Amundsen prioritizes simplicity in its user interface and deployment process. The platform maintains an intuitive design that reduces the learning curve for new users.
DataHub released an updated search and discovery experience in September 2023. The new interface allows users to visualize column-level lineage relationships through Airflow DAGs and other tools.
Atlan provides enterprise-level user experience with professional support. The commercial platform offers dedicated assistance and training resources for implementation teams.
DataHub requires more technical knowledge for plugin installation and configuration. Users must understand specific integration requirements for each data source.
Can you explain how DataHub handles metadata management compared to Amundsen and Atlan?
DataHub uses a plugin-based system maintained by Acryl Data for metadata ingestion. Each data source requires specific plugin installation and configuration steps.
The platform supports multiple communication protocols including REST API, GraphQL, and AVRO-based API over Kafka. This flexibility allows integration with various streaming and batch processing systems.

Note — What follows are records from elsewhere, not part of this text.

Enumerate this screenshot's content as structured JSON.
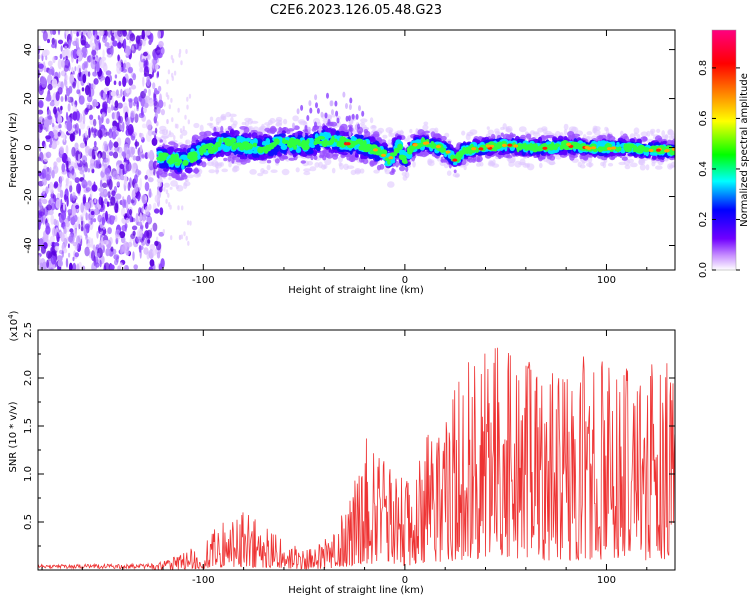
{
  "figure_title": "C2E6.2023.126.05.48.G23",
  "chart_data": [
    {
      "type": "heatmap",
      "xlabel": "Height of straight line (km)",
      "ylabel": "Frequency (Hz)",
      "xlim": [
        -182,
        134
      ],
      "ylim": [
        -50,
        48
      ],
      "x_ticks": [
        -100,
        0,
        100
      ],
      "x_tick_labels": [
        "-100",
        "0",
        "100"
      ],
      "y_ticks": [
        -40,
        -20,
        0,
        20,
        40
      ],
      "y_tick_labels": [
        "-40",
        "-20",
        "0",
        "20",
        "40"
      ],
      "colorbar": {
        "label": "Normalized spectral amplitude",
        "range": [
          0,
          0.95
        ],
        "ticks": [
          0,
          0.2,
          0.4,
          0.6,
          0.8
        ],
        "tick_labels": [
          "0.0",
          "0.2",
          "0.4",
          "0.6",
          "0.8"
        ],
        "colors": [
          "#ffffff",
          "#c890ff",
          "#7000ff",
          "#0000ff",
          "#00ffff",
          "#00ff00",
          "#ffff00",
          "#ff8000",
          "#ff0000",
          "#ff0080"
        ]
      },
      "ridge": {
        "x": [
          -120,
          -110,
          -100,
          -90,
          -80,
          -70,
          -60,
          -50,
          -40,
          -30,
          -20,
          -15,
          -10,
          -8,
          -5,
          -3,
          0,
          3,
          5,
          10,
          20,
          25,
          30,
          40,
          50,
          60,
          70,
          80,
          90,
          100,
          110,
          120,
          134
        ],
        "y": [
          -4,
          -6,
          -1,
          2,
          1,
          0,
          2,
          1,
          3,
          2,
          1,
          -1,
          -3,
          -5,
          -2,
          1,
          -6,
          -1,
          1,
          2,
          -1,
          -5,
          -1,
          0,
          1,
          0,
          0,
          1,
          0,
          0,
          0,
          -1,
          -1
        ]
      }
    },
    {
      "type": "line",
      "xlabel": "Height of straight line (km)",
      "ylabel": "SNR (10 * v/v)",
      "y_scale_note": "(x10",
      "y_scale_exp": "4",
      "y_scale_close": ")",
      "xlim": [
        -182,
        134
      ],
      "ylim": [
        0,
        2.5
      ],
      "x_ticks": [
        -100,
        0,
        100
      ],
      "x_tick_labels": [
        "-100",
        "0",
        "100"
      ],
      "y_ticks": [
        0.5,
        1.0,
        1.5,
        2.0,
        2.5
      ],
      "y_tick_labels": [
        "0.5",
        "1.0",
        "1.5",
        "2.0",
        "2.5"
      ],
      "series_color": "#ee3333",
      "envelope": {
        "x": [
          -182,
          -125,
          -112,
          -100,
          -90,
          -80,
          -70,
          -60,
          -50,
          -45,
          -40,
          -35,
          -30,
          -25,
          -20,
          -15,
          -10,
          -5,
          0,
          5,
          10,
          20,
          30,
          40,
          50,
          60,
          70,
          80,
          90,
          100,
          110,
          120,
          128,
          134
        ],
        "y": [
          0.04,
          0.05,
          0.15,
          0.3,
          0.5,
          0.6,
          0.5,
          0.3,
          0.2,
          0.22,
          0.3,
          0.4,
          0.6,
          0.9,
          1.4,
          1.2,
          1.1,
          1.0,
          0.9,
          1.1,
          1.3,
          1.6,
          2.1,
          2.2,
          2.3,
          2.1,
          2.0,
          1.9,
          2.2,
          2.1,
          2.0,
          2.0,
          2.3,
          1.8
        ]
      }
    }
  ]
}
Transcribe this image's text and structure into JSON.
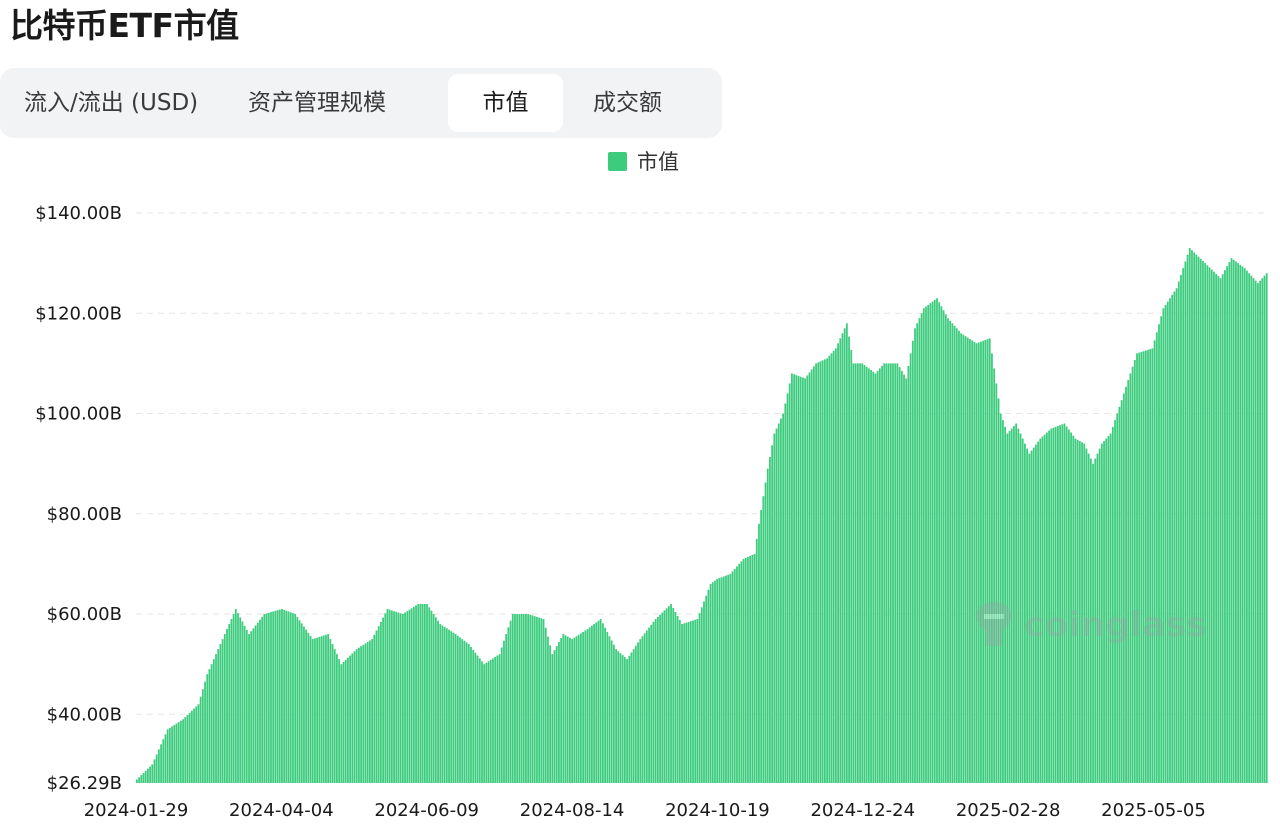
{
  "page": {
    "title": "比特币ETF市值"
  },
  "tabs": [
    {
      "label": "流入/流出 (USD)",
      "active": false
    },
    {
      "label": "资产管理规模",
      "active": false
    },
    {
      "label": "市值",
      "active": true
    },
    {
      "label": "成交额",
      "active": false
    }
  ],
  "watermark": {
    "text": "coinglass",
    "icon": "coinglass-logo-icon"
  },
  "colors": {
    "bar": "#3dcc7e",
    "grid": "#e6e6e6"
  },
  "chart_data": {
    "type": "bar",
    "title": "",
    "xlabel": "",
    "ylabel": "",
    "grid": true,
    "legend_position": "top-center",
    "series": [
      {
        "name": "市值",
        "color": "#3dcc7e",
        "anchor_points": [
          [
            "2024-01-29",
            27
          ],
          [
            "2024-02-05",
            30
          ],
          [
            "2024-02-12",
            37
          ],
          [
            "2024-02-19",
            39
          ],
          [
            "2024-02-26",
            42
          ],
          [
            "2024-03-01",
            48
          ],
          [
            "2024-03-08",
            55
          ],
          [
            "2024-03-14",
            61
          ],
          [
            "2024-03-20",
            56
          ],
          [
            "2024-03-27",
            60
          ],
          [
            "2024-04-04",
            61
          ],
          [
            "2024-04-10",
            60
          ],
          [
            "2024-04-18",
            55
          ],
          [
            "2024-04-25",
            56
          ],
          [
            "2024-05-01",
            50
          ],
          [
            "2024-05-08",
            53
          ],
          [
            "2024-05-15",
            55
          ],
          [
            "2024-05-22",
            61
          ],
          [
            "2024-05-29",
            60
          ],
          [
            "2024-06-05",
            62
          ],
          [
            "2024-06-09",
            62
          ],
          [
            "2024-06-15",
            58
          ],
          [
            "2024-06-22",
            56
          ],
          [
            "2024-06-28",
            54
          ],
          [
            "2024-07-05",
            50
          ],
          [
            "2024-07-12",
            52
          ],
          [
            "2024-07-18",
            60
          ],
          [
            "2024-07-25",
            60
          ],
          [
            "2024-08-01",
            59
          ],
          [
            "2024-08-05",
            52
          ],
          [
            "2024-08-10",
            56
          ],
          [
            "2024-08-14",
            55
          ],
          [
            "2024-08-21",
            57
          ],
          [
            "2024-08-27",
            59
          ],
          [
            "2024-09-03",
            53
          ],
          [
            "2024-09-08",
            51
          ],
          [
            "2024-09-14",
            55
          ],
          [
            "2024-09-21",
            59
          ],
          [
            "2024-09-28",
            62
          ],
          [
            "2024-10-03",
            58
          ],
          [
            "2024-10-10",
            59
          ],
          [
            "2024-10-16",
            66
          ],
          [
            "2024-10-19",
            67
          ],
          [
            "2024-10-25",
            68
          ],
          [
            "2024-10-31",
            71
          ],
          [
            "2024-11-05",
            72
          ],
          [
            "2024-11-07",
            78
          ],
          [
            "2024-11-11",
            89
          ],
          [
            "2024-11-14",
            96
          ],
          [
            "2024-11-18",
            100
          ],
          [
            "2024-11-22",
            108
          ],
          [
            "2024-11-28",
            107
          ],
          [
            "2024-12-03",
            110
          ],
          [
            "2024-12-08",
            111
          ],
          [
            "2024-12-12",
            113
          ],
          [
            "2024-12-17",
            118
          ],
          [
            "2024-12-20",
            110
          ],
          [
            "2024-12-24",
            110
          ],
          [
            "2024-12-30",
            108
          ],
          [
            "2025-01-03",
            110
          ],
          [
            "2025-01-09",
            110
          ],
          [
            "2025-01-13",
            107
          ],
          [
            "2025-01-17",
            117
          ],
          [
            "2025-01-21",
            121
          ],
          [
            "2025-01-27",
            123
          ],
          [
            "2025-02-01",
            119
          ],
          [
            "2025-02-07",
            116
          ],
          [
            "2025-02-14",
            114
          ],
          [
            "2025-02-20",
            115
          ],
          [
            "2025-02-25",
            100
          ],
          [
            "2025-02-28",
            96
          ],
          [
            "2025-03-04",
            98
          ],
          [
            "2025-03-10",
            92
          ],
          [
            "2025-03-15",
            95
          ],
          [
            "2025-03-20",
            97
          ],
          [
            "2025-03-26",
            98
          ],
          [
            "2025-03-31",
            95
          ],
          [
            "2025-04-04",
            94
          ],
          [
            "2025-04-08",
            90
          ],
          [
            "2025-04-12",
            94
          ],
          [
            "2025-04-16",
            96
          ],
          [
            "2025-04-22",
            104
          ],
          [
            "2025-04-28",
            112
          ],
          [
            "2025-05-05",
            113
          ],
          [
            "2025-05-10",
            121
          ],
          [
            "2025-05-16",
            125
          ],
          [
            "2025-05-22",
            133
          ],
          [
            "2025-05-29",
            130
          ],
          [
            "2025-06-05",
            127
          ],
          [
            "2025-06-10",
            131
          ],
          [
            "2025-06-16",
            129
          ],
          [
            "2025-06-22",
            126
          ],
          [
            "2025-06-26",
            128
          ]
        ]
      }
    ],
    "x_start": "2024-01-29",
    "x_end": "2025-06-26",
    "x_tick_labels": [
      "2024-01-29",
      "2024-04-04",
      "2024-06-09",
      "2024-08-14",
      "2024-10-19",
      "2024-12-24",
      "2025-02-28",
      "2025-05-05"
    ],
    "y_ticks": [
      {
        "value": 26.29,
        "label": "$26.29B"
      },
      {
        "value": 40,
        "label": "$40.00B"
      },
      {
        "value": 60,
        "label": "$60.00B"
      },
      {
        "value": 80,
        "label": "$80.00B"
      },
      {
        "value": 100,
        "label": "$100.00B"
      },
      {
        "value": 120,
        "label": "$120.00B"
      },
      {
        "value": 140,
        "label": "$140.00B"
      }
    ],
    "ylim": [
      26.29,
      140
    ]
  }
}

Amundsen employs an ETL framework inspired by Apache Gobblin with built-in orchestration capabilities. The Databuilder library handles extraction, transformation, and loading through modular components.
DataHub stores metadata in neo4j or MySQL databases with Elasticsearch for search functionality. Amundsen uses neo4j as the primary database with Elasticsearch for metadata search capabilities.
What are some considerations when choosing between open-source data catalogs like Apache Atlas, Amundsen, and DataHub?
Technical requirements play a crucial role in selection decisions. Teams should evaluate backend database preferences, integration complexity, and available technical expertise.
DataHub suits organizations requiring advanced governance features and fine-grained access controls. The platform works well for companies with complex compliance requirements like GDPR.
Amundsen fits teams prioritizing quick deployment and backend flexibility. Organizations with existing Atlas or Neptune infrastructure benefit from its multiple backend support.
Community support and development activity differ between platforms. DataHub maintains active development through LinkedIn and Acryl Data commercial backing.
Deployment complexity varies significantly between options. Amundsen offers simpler setup processes while DataHub requires more configuration for full functionality.